• Tue. Aug 9th, 2022

“Project Jyoti” by mjunction empowering e-literacy among visually challenged students

Begins the 2nd phase in West Bengal mjunction services limited, India’s largest B2B e-commerce company has begun the second phase of “Project Jyoti” initiative for visually challenged students in West Bengal. This is a one of its kind collaborative initiative by mjunction with Paschim Banga Samagra Shiksha Mission, enabling digital education to the visually defied students from across Bengal. The team planned training sessions for the students in two batches, from 22nd July to 29th July. After the end of each training session, mjunction organized certificate distribution ceremony for the students participating in the program. Mr. Kartik Manna, Chairman, Samagra Shiksha Mission, Kolkata & Kolkata Primary School Council along with Mr. Aminul Ahsan, District Education Officer, Paschim Bangla Samagra Shiksha Mission, Kolkata were present during the certificate distribution ceremony where mjunction facilitated 75 visually challenged students.
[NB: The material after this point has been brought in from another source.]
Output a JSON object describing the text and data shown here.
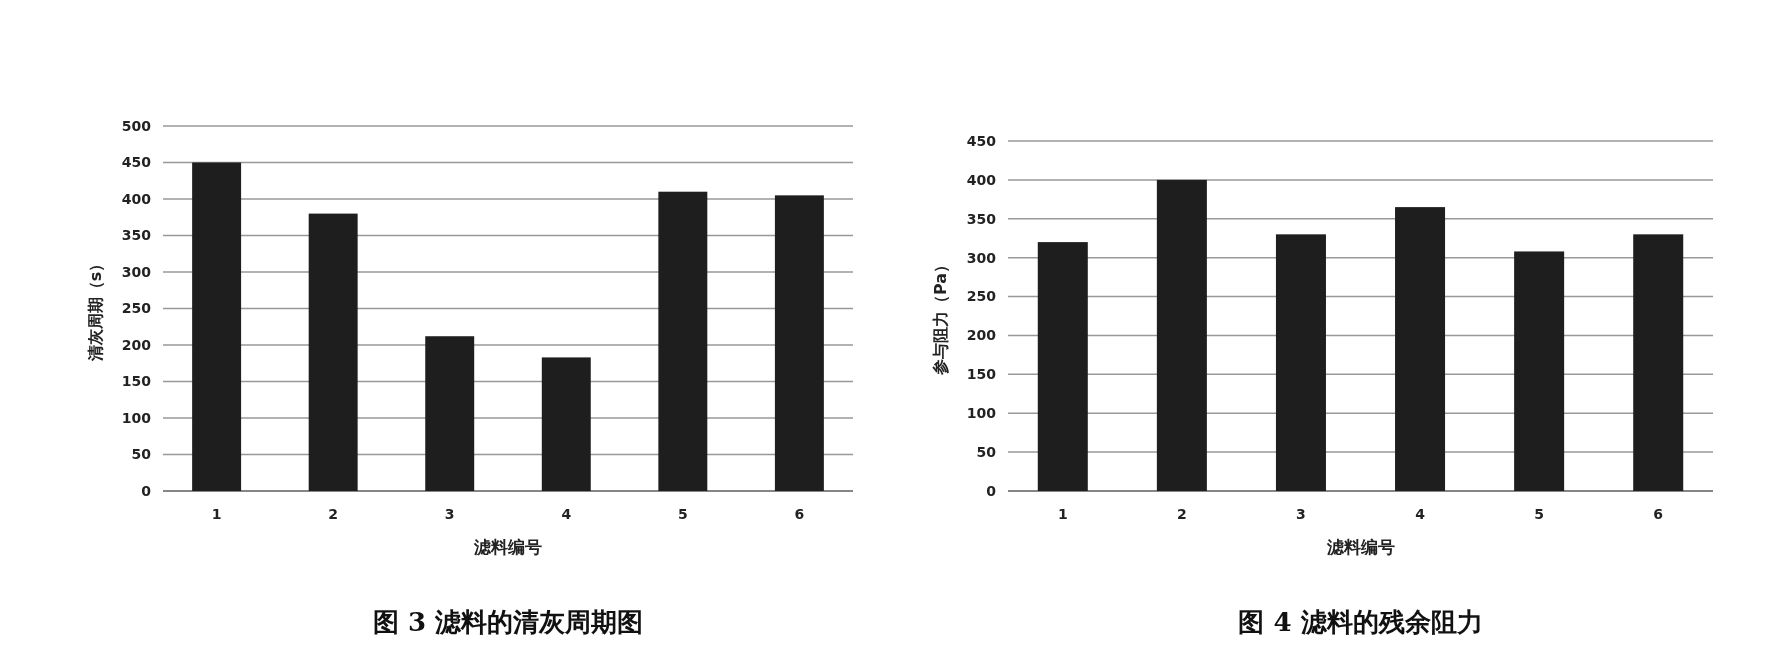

The main goal of starting “Project Jyoti” was to provide solutions and simplify the education platform for those students. Mjunction wanted to providing education through digital means through a process, where a visually challenged student can not only learn the subject well, but also get used to technology. This project aims to solve the learning difficulty faced by visually challenged students while using Braille technique, which is time consuming and monotonous. The program is designed to let the students use a “talk-back” technology developed by mjunction using android devices. Each student will get a phone and the phones will have pre-installed apps to help students read the textbooks. The first phase of the program was held in Kolkata with 200 students. In 2018, Project Jyoti was launched successfully in Chhattisgarh. In the pilot project, 50 mobile phones were given to students to access textbooks from mobile.

Overall, mjunction’s “Project Jyoti” helped in transforming the lives of more than 400 visually impaired students.